« Quand je vois les Alpes autrichiennes, elles ne font pas mieux que nous. Mais l’image des nos montagnes n’est pas la même, surtout pour ceux qui ne sont jamais venus. » Délégué montagne chez Atout France, Sylvain Charlot sonne l’alerte. « Il faut absolument qu’on travaille à améliorer la perception de notre destination. Nous avons énormément de progrès à faire », souligne-t-il, lors de la première édition de l’Alps Summit, organisé par le Club Med ce 28 avril à Tignes. Avant d’ajouter : « Quand ils viennent, la perception de nos montagnes françaises s’améliore alors nettement. »
Geoffrey Mercier, directeur général d’Auvergne-Rhône-Alpes Tourisme, observe tout de même une évolution positive : « Lors d’une dernière étude en 2023, la perception de la qualité de notre accueil a progressé de 13 % par rapport à 2019. »
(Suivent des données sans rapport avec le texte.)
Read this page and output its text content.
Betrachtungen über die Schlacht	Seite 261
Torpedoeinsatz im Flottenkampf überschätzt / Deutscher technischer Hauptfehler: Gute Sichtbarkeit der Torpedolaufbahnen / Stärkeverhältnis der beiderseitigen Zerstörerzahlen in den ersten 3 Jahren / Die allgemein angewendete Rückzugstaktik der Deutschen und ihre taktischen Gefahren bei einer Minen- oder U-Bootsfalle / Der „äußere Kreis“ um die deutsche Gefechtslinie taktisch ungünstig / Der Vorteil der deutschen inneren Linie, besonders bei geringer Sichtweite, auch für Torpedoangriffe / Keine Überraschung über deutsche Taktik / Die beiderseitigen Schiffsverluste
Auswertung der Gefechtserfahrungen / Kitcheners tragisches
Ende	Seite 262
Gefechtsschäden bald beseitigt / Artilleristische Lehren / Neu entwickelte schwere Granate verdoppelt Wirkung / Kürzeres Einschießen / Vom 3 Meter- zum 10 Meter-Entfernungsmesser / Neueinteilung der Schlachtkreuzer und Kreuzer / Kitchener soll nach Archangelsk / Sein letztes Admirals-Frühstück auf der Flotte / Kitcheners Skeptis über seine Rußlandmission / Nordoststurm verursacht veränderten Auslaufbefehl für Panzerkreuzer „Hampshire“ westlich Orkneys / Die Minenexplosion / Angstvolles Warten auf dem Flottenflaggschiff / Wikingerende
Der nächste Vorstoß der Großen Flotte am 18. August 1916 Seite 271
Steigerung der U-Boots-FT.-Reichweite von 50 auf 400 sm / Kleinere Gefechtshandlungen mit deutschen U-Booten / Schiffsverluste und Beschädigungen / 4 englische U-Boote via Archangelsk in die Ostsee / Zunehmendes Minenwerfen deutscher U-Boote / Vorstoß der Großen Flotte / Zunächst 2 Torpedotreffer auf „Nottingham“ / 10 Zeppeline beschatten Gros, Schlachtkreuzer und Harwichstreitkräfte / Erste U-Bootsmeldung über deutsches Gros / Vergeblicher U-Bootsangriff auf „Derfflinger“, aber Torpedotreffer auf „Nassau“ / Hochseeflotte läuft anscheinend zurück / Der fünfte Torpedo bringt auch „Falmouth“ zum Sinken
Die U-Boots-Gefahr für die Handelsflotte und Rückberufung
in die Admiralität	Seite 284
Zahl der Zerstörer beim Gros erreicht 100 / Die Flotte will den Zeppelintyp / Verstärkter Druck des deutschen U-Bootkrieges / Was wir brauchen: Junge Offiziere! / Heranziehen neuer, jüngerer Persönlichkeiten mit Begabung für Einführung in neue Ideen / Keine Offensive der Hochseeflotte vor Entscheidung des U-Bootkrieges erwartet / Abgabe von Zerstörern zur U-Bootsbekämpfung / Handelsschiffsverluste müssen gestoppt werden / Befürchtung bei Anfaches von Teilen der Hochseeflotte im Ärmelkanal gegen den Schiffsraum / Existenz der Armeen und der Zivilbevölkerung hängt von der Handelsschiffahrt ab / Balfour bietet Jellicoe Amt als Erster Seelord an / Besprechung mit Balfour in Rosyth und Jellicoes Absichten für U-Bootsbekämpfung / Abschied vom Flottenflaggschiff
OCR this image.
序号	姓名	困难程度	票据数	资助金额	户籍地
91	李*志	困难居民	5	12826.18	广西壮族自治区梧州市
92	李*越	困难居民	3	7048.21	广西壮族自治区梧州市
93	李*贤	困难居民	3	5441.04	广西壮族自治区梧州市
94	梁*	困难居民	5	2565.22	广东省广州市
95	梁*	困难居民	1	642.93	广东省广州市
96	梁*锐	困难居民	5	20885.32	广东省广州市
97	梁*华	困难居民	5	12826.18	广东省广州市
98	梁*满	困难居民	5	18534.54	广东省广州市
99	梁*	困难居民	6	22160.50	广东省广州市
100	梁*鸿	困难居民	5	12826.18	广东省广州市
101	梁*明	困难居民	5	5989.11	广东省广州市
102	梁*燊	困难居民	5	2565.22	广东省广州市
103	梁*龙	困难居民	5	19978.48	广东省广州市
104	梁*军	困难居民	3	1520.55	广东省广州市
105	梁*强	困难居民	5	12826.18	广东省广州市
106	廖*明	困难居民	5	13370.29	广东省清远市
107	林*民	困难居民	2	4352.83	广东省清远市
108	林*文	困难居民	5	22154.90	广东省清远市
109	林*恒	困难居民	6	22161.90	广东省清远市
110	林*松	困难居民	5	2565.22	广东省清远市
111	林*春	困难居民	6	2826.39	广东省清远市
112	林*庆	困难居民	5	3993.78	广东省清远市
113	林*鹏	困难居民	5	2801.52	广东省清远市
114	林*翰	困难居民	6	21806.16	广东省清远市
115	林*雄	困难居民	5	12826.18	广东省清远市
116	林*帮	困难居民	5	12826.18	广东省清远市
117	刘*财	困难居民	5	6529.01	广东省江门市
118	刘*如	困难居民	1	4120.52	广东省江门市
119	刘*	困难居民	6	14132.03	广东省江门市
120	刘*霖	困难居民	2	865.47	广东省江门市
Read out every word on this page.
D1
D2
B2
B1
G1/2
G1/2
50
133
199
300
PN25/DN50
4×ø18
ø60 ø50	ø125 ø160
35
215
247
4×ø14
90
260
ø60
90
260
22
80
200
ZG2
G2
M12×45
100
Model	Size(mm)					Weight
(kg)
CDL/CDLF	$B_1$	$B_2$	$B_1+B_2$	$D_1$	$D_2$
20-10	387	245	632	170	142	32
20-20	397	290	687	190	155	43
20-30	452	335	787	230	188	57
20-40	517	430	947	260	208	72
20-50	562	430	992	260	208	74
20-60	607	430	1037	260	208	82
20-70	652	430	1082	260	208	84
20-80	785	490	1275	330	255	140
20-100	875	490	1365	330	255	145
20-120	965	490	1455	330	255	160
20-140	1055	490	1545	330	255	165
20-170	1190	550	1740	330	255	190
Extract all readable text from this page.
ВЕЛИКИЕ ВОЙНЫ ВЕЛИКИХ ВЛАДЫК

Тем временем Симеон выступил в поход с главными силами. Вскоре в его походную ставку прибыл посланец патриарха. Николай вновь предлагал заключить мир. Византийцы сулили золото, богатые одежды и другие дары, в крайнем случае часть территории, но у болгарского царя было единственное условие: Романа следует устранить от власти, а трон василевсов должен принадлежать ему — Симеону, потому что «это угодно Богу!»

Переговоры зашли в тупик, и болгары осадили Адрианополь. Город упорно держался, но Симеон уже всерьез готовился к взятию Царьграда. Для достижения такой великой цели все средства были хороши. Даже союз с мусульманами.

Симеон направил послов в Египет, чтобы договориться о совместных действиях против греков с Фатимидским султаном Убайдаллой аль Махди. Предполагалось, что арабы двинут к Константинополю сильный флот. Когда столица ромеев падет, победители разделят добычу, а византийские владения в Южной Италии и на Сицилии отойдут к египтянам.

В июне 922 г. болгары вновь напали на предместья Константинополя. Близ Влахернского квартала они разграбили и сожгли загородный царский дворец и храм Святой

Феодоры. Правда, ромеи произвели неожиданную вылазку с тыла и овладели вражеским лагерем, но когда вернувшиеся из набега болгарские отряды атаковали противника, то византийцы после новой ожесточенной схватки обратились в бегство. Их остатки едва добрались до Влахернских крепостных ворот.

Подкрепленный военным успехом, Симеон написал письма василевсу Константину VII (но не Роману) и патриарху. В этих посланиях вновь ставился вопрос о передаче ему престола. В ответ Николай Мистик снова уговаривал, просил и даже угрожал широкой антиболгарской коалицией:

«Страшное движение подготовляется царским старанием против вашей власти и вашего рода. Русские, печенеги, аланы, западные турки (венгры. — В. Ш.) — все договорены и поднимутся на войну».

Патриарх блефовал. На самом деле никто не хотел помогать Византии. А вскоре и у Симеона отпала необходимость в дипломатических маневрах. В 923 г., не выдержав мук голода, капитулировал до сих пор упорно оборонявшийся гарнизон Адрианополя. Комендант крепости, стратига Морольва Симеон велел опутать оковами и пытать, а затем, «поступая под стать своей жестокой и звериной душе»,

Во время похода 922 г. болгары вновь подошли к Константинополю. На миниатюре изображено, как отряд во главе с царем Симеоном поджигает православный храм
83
Une attractivité internationale encore à renforcer
Pour le délégué montagne d’Atout France, il est également important de « marcher sur plusieurs jambes » et de diversifier au maximum la clientèle internationale, à la fois en se basant sur les historiques, à l’instar des Anglais et des Belges, et en partant à la conquête de « nouveaux marchés », notamment en Allemagne et aux États-Unis. Geoffrey Mercier confirme : « On amplifie les cibles qui auront des forts potentiels de développement. Aux USA et au Canada, nous sommes encore sur des volumes qui sont plutôt faibles. »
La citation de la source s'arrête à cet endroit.